We must convert LIVECell instance segmantation labels to semantic segmentation masks for all sets run the following commands
python instance2semantic.py
You should see ./dataset/livecell_train_val_masks
and ./dataset/livecell_test_masks
folders generated with black and white images inside with white representing cells and with black for the background.
To ensure more accurate results refer to my GitHub issue for a list of duplicate images as well as images common between training and validation. It is recommended that you remove those images before proceeding with training.
Once you have the semantic segmentation masks it is easy to skim through the directory and observe outlier masks (Masks only having one cell) and removing them and their corresponding image and annotation.
For the baseline I tested 4 adaptive thresholding algorithms with and without binary morphology using simpleitk.

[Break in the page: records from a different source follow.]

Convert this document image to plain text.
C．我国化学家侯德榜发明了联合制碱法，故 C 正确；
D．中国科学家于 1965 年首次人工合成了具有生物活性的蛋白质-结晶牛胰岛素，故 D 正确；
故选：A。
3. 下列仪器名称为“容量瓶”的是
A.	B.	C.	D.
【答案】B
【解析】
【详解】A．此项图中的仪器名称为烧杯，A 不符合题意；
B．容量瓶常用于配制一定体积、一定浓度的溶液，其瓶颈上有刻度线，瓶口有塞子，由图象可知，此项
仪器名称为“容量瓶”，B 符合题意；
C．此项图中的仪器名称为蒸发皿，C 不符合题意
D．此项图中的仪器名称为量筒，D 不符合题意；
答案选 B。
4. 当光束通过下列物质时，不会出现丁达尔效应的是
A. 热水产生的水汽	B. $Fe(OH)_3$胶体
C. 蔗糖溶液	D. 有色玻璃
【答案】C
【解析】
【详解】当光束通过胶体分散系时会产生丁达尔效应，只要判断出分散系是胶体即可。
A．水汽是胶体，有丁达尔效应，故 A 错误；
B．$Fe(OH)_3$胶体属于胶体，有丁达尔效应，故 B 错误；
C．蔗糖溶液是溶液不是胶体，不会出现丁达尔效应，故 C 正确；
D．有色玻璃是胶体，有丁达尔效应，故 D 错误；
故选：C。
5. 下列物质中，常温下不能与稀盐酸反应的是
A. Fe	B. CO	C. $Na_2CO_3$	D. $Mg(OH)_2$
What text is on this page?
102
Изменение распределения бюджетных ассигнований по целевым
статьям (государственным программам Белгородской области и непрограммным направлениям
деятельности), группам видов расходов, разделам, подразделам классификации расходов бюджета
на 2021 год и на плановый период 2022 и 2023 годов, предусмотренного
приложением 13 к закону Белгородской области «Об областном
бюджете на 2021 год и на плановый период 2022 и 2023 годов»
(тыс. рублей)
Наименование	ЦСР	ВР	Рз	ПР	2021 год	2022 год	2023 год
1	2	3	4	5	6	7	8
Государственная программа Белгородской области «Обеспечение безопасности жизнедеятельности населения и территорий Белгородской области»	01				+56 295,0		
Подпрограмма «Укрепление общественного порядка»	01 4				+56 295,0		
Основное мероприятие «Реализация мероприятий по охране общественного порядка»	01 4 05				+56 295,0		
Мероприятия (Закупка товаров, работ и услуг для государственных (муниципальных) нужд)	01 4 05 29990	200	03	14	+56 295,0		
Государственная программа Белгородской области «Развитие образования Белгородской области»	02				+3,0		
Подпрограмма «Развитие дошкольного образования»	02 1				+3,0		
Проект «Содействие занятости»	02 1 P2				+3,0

If you have done the previous steps you can simply run the notebook baseline.ipynb
to obtain results for the baseline. It contains comments and sections to guide you.
If you have not changed the location of the dataset, the notebook should run from start to finish without errors.
For the deep learning models, I have tested different configurations of UNET, VNET, and SwinUNETR. The best trained model (SwinUNETR) is uploaded in models/
.
All steps to reproduce a trained model like the one uploaded is available in the notebook deep_learning.ipynb
. It is set to run for 1 epoch by default just so that you are able to run it to completion on the subset quickly for testing.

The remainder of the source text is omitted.